Discretamente maquillada, también me topé con Julia Navarro, en su carrera hacia los cielos de los novelistas que más han firmado y vendido en estos tiempos escépticos. Me saludó, pero la foto me salió movida. Yo, lo confieso, me atengo a la multa, estaba detrás de un seto y disimulando como Peter Sellers en El guateque. Es decir, ya sin poder disimular. Un consejo, a la Feria hay que ir liberado de urgencias mingitorias. Hay pocos lugares para el alivio, además están cerrados y vigilados. Y los setos ya no son lo tupidos que fueron.

Sin maquillar, con la palabra apasionada y la melena rubia al viento de los ventiladores de esas saunas que llaman pabellones, la querida Mercedes Milá nos hizo prometer que leeríamos la novela de una joven periodista, Sonsoles Ónega. Una historia de La Habana que ya estamos leyendo para que la Milá no nos lleve castigados a ninguna casa encendida o como se llamara aquello. La Milá conserva un fantástico primer plano.

Menos imperativo, menos fotogénico, seductor a su manera, el tierno e irónico Joan Margarit.
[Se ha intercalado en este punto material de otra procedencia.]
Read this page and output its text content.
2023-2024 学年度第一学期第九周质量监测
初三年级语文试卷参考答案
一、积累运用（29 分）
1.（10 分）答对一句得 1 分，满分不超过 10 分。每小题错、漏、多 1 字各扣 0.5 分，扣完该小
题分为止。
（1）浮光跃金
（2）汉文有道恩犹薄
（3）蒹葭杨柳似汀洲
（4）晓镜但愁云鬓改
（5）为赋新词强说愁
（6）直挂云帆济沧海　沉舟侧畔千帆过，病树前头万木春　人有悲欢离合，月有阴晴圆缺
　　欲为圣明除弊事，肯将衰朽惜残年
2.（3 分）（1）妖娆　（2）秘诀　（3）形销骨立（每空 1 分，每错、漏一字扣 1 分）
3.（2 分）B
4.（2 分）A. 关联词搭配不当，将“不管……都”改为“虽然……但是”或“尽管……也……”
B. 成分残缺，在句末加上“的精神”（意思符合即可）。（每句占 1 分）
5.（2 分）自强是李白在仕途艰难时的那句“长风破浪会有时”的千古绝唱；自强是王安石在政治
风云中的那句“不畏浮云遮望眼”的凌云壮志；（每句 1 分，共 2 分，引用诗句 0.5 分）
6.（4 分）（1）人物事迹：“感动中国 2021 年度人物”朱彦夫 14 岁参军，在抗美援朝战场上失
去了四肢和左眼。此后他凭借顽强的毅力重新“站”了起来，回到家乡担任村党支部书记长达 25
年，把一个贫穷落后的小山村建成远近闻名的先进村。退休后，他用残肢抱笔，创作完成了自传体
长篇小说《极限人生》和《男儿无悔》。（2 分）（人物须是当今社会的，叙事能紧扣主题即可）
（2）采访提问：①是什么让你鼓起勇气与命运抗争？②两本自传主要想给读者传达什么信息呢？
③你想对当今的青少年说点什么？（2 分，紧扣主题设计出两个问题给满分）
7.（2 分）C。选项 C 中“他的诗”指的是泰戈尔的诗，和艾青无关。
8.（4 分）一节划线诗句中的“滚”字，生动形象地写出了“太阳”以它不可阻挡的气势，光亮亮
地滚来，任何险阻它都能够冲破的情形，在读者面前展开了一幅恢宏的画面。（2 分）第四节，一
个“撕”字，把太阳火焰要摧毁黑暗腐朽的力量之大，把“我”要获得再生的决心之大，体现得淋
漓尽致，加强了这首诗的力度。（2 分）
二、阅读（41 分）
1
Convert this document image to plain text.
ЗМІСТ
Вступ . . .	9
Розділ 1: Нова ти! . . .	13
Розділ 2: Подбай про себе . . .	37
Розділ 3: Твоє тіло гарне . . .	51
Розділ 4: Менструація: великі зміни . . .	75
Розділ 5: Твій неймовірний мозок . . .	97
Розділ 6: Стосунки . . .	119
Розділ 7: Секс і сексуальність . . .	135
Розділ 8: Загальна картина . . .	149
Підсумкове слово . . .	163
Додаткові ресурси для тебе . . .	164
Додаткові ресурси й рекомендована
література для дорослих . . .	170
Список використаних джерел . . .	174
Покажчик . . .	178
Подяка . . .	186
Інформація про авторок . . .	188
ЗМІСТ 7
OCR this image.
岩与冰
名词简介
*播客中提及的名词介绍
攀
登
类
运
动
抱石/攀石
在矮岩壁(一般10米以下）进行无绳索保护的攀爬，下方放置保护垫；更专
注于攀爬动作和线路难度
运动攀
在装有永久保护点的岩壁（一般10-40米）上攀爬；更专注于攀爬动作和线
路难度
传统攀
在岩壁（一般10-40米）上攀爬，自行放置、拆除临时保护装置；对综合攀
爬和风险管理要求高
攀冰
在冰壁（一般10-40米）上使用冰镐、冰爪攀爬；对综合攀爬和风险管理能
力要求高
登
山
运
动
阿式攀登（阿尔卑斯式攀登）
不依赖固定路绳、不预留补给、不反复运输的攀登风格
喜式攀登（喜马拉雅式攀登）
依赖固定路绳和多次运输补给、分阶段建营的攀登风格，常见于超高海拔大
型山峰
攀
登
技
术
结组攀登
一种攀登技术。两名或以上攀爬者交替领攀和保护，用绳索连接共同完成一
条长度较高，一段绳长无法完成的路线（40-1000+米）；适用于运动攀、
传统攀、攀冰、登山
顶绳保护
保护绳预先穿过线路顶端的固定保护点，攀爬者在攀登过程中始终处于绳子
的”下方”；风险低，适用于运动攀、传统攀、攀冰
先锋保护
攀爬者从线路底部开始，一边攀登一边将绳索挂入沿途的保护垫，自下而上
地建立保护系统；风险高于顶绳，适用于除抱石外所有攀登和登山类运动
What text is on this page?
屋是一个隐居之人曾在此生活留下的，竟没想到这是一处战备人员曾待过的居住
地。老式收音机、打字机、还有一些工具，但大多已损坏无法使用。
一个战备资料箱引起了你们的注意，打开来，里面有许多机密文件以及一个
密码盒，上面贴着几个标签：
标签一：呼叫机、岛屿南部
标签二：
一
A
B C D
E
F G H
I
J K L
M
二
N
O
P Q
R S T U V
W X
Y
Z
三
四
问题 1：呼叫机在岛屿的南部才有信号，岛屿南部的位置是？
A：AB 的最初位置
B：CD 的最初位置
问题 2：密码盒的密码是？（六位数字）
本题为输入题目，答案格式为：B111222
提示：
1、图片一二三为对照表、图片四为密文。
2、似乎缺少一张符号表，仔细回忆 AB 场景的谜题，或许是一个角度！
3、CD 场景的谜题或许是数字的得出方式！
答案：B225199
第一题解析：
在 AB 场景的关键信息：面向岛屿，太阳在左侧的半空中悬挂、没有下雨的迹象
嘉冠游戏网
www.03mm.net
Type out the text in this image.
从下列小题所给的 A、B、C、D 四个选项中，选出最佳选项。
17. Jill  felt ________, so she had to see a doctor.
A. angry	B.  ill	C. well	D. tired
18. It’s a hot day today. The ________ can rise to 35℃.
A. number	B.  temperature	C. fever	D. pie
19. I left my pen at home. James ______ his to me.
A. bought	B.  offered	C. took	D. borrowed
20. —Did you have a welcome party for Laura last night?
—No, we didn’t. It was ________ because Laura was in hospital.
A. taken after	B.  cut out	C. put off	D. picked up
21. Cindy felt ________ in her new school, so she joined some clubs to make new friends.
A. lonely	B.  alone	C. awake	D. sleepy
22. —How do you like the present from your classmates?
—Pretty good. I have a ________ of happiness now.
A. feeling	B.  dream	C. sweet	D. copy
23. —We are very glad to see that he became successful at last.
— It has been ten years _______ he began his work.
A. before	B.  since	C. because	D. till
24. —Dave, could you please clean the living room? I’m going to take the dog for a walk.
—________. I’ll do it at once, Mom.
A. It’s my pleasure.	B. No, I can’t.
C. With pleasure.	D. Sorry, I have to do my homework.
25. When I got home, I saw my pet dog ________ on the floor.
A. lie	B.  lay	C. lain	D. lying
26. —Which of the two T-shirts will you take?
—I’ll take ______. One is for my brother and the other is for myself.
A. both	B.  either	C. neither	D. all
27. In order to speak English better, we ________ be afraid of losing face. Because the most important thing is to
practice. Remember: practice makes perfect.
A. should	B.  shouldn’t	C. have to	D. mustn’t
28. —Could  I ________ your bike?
Cabreado con la tontería, con la falsa polémica de la representación de los poetas catalanes en Francfort. Nos leyó, en compañía de otros, poemas en catalán y castellano. Gran poeta, gran comunicador y excelente arquitecto que está dispuesto a terminar la interminable Sagrada Familia. Muchos poemas le quedan hasta que lo veamos. Muchos poemas y quizá ningún himno. Margarit fue uno de los elegidos, uno de los invitados por el ex ex y más ex, presidente Aznar para escribir la letra de un nuevo himno español. El encuentro no fue en ninguna taberna como aquella letra de El cara el sol. No, fue en la sombra de La Moncloa. Los convocados poetas de la España plural, y seguramente con la ayuda del poeta que pasó por la política, Luis Alberto de Cuenca, fueron Ramiro Fontes, por gallego; Jon Juaristi, por vasco, Abelardo Linares, por Andalucía; Jiménez Lozano, por castellano, y naturalmente por Cataluña, el propio Margarit. Una idea que supera a aquélla de Leguina con el olvidado himno madrileño de García Calvo. Un himno nacional que nunca se hizo. Cada uno puso sus pegas, unos más que otros, que lo sé. Margarit no dijo ni sí ni no, sino todo lo contrario, propuso que el himno tuviera las cuatro lenguas. Estaba dispuesto a intentar sus estrofas en catalán. Idea desechada. Y así seguimos, con himno, sin letra. Otra foto que nos hemos perdido, los poetas del himno y el ex ex presidente que nunca tuvo quién le escribiera las letras. No era buena idea, no están los buenos poetas para escribir al dictado. Margarit quedó muy bien en esa foto de réquiem por un himno que nunca existió. Menos mal que nos queda la ironía, que, como él nos enseñó, es el sentido común de la derrota.